An agreement to arbitrate sexual harassment claims is enforceable pursuant to the Federal Arbitration Act (FAA), federal Judge Denise Cote has ruled, rejecting arguments that New York law voids such an agreement. Latif v. Morgan Stanley & Co. LLC, et al., No. 1:18-cv-11528 (S.D.N.Y. June 26, 2019).
While many thought that laws in New York (and other states) prohibiting agreements to arbitrate sexual harassment claims are inconsistent with the strong federal policy in favor of arbitration, Latif is one of the first decisions to address this squarely.
The plaintiff, Mahmoud Latif, signed an arbitration agreement when he accepted a job with the employer. The arbitration agreement provided that it “shall be governed by and interpreted in accordance with” the FAA.
Latif claimed that he was subjected to sexual harassment and that he was ultimately terminated for complaining about harassment.
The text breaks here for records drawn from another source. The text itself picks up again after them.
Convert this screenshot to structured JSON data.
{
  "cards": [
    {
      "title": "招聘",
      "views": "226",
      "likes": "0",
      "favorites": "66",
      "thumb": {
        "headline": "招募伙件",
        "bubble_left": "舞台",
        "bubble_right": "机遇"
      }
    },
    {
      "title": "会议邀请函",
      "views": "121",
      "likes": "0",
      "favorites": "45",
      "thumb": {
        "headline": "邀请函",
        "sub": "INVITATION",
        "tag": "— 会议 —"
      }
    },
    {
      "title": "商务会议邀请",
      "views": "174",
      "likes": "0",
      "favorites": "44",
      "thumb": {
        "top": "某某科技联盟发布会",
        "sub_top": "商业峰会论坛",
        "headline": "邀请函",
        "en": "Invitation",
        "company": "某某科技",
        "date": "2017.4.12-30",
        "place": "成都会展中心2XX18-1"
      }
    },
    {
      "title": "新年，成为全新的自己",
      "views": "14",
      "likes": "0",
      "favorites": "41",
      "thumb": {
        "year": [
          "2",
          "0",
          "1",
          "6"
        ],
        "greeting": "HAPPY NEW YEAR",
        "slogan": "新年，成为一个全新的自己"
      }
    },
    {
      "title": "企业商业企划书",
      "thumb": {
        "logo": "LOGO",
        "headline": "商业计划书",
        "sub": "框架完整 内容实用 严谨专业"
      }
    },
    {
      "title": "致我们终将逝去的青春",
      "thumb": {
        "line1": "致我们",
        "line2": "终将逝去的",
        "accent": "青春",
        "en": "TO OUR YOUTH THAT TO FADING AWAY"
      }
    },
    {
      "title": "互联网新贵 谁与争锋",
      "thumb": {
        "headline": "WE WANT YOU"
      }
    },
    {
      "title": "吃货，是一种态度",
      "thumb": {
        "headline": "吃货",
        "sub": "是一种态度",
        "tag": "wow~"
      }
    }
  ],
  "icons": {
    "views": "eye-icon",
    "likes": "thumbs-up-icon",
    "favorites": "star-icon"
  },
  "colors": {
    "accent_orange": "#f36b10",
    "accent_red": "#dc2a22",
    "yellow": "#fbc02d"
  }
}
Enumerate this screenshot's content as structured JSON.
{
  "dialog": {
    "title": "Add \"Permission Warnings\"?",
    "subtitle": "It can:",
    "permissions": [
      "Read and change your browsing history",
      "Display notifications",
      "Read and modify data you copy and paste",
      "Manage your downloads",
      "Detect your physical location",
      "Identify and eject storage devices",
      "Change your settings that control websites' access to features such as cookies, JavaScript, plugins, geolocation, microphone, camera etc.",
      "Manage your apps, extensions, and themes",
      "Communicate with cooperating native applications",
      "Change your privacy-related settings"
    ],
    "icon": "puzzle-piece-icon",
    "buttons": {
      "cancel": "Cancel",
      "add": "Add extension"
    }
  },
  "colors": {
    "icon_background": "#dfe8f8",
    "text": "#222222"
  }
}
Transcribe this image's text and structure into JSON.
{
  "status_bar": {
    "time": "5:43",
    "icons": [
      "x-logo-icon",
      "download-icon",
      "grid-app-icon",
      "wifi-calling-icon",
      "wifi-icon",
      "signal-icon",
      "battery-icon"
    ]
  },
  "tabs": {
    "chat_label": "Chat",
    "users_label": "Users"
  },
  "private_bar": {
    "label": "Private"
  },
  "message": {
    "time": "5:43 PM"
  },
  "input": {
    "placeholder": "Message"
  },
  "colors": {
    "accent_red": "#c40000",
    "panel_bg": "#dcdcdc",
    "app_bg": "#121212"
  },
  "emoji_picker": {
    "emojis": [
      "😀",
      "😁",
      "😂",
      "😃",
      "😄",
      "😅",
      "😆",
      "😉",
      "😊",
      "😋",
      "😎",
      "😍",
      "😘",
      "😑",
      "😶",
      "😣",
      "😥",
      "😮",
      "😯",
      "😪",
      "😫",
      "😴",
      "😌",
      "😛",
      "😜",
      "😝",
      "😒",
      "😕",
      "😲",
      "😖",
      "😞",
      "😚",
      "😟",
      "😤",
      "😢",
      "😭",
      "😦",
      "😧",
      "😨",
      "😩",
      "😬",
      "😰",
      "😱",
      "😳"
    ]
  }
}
He filed claims under federal and state law and his former employer filed a motion to compel arbitration.
New York Law
In 2018, New York passed a statute that its sponsors described as “sweeping legislation that deals with the scourge of sexual harassment.” One provision, codified as Section 7515 of the Civil Practice Law and Rules (CPLR), prohibits contracts that require “the parties submit to mandatory arbitration to resolve any allegation or claim of an unlawful discriminatory practice of sexual harassment.” Latif relied primarily on CPLR 7515 to oppose the motion to compel arbitration of his sexual harassment claims.
The New York legislature had passed a bill at the end of its 2019 Legislative Session to expand this prohibition to agreements to arbitrate all discrimination claims (the Governor is expected to sign the bill into law).
New York Law Preempted by FAA
The U.S. Supreme Court has made clear that state laws prohibiting the use of arbitration to resolve particular types of disputes are preempted by the FAA. AT&T Mobility LLC v. Concepcion, 563 U.S. 333, 341 (2011) (“When state law prohibits outright the arbitration of a particular type of claim, the analysis is straightforward: The conflicting rule is displaced by the FAA.”).
Quoting heavily from U.S. Supreme Court decisions on the subject, Judge Cote held that application of CPLR 7515 “would be inconsistent with the FAA.”
The court rejected the plaintiff’s argument that CPLR 7515 creates a “generally applicable contract defense” that is permitted by the FAA. While the law was passed as part of a package of laws that address sexual harassment, the court explained that the specific provision at issue treats arbitration agreements differently from other contracts and, thus, is preempted by the FAA.
The court also rejected the argument that New York’s interest in “transparently addressing workplace harassment” allowed the state to create “a ground in equity for the revocation of any contract.” Simply put, the court held that CPLR 7515 violates the federal requirement that arbitration agreements be treated equally as any other contract.
Latif confirms that employers that are covered by the FAA can rely on arbitration to resolve disputes over sexual harassment, notwithstanding the efforts of a state legislature to limit the claims that may be sent to arbitration.